Therapy Dogs are pets and often must pass a test and be accredited by a Therapy Dog organization before being allowed to do visitations in places like hospitals, nursing homes, schools. Like Emotional Support Animals, Therapy Dogs are meant to elicit comfort, and evoke joy and happiness. Unlike ESAs, Therapy Dogs spread the love to many people, not just their owner.
Therapy Dogs, like Service Dogs, have a training requirement that ESAs do not. Most Therapy Dog organizations create their own test a dog must pass before they can become a certified Therapy Dog. Although Therapy Dogs do go into some places that are not pet friendly, the handler of the Therapy Dog does not have public access rights with their dog. Hospitals or schools may set up programs that invite one or several Therapy Dogs to come visit or do a demonstration. While the Therapy Dog has permission to visit, the handler may not bring the dog around town. Therapy Dogs are encouraged to be pet and interacted with, whereas it’s necessary to ask to pet a Service Dog first, though many handlers prefer their Service Dogs not be petted. Therapy Dogs are supposed to spread love, Service Dogs need to focus on their jobs.
Service Dogs, Emotional Support Animals, and Therapy Dogs all fall under the same umbrella. Each is a “Helper Dog” with their own job title and their own job description.

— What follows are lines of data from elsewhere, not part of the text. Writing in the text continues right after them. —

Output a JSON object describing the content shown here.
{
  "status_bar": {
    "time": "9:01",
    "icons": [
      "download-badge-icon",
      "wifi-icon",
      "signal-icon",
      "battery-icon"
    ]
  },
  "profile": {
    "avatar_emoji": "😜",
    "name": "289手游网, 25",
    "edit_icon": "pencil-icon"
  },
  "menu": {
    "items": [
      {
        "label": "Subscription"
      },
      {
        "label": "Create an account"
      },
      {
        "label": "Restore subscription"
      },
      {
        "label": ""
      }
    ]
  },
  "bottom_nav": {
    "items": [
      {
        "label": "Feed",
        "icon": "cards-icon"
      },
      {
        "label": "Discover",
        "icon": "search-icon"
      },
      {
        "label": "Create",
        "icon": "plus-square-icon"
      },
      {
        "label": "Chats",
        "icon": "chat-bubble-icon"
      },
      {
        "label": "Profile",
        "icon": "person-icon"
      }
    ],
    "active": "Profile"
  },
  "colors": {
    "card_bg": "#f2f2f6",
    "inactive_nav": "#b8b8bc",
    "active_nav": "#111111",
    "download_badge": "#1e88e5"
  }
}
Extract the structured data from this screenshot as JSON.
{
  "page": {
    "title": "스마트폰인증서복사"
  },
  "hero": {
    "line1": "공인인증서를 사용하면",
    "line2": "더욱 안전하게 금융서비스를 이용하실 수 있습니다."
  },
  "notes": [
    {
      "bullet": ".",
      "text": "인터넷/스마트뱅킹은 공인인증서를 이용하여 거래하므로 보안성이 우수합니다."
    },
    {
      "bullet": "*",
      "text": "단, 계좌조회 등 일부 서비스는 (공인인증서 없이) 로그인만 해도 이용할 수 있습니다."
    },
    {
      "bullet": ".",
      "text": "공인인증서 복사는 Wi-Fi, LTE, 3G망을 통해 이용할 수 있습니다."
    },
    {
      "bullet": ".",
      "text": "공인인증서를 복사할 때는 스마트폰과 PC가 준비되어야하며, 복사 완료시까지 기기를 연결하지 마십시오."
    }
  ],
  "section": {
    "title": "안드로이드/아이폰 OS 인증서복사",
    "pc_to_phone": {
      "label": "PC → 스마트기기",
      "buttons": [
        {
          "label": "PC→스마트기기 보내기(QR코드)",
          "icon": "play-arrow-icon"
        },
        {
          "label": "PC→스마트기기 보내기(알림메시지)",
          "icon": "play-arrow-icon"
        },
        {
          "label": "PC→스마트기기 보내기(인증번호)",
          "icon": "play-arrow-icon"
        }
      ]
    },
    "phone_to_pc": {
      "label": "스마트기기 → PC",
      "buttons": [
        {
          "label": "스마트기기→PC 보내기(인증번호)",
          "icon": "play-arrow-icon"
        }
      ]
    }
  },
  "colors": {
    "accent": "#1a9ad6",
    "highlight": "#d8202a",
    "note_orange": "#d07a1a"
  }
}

Not every dog is right for every job, and what may be the right dog for one position may be wrong for another! A three-legged Chihuahua may be a very good ESA and possibly a good Therapy Dog, but not a good Mobility Service Dog. A Labrador may not make it through training as a Guide Dog from an organization because he had too much prey drive. That same dog may make an excellent Service Dog in another area, or as a Therapy Dog. All dogs with these jobs share some overlap, but are each distinctly different, though all important. Each deserves respect, because in their own way, each dog is working hard!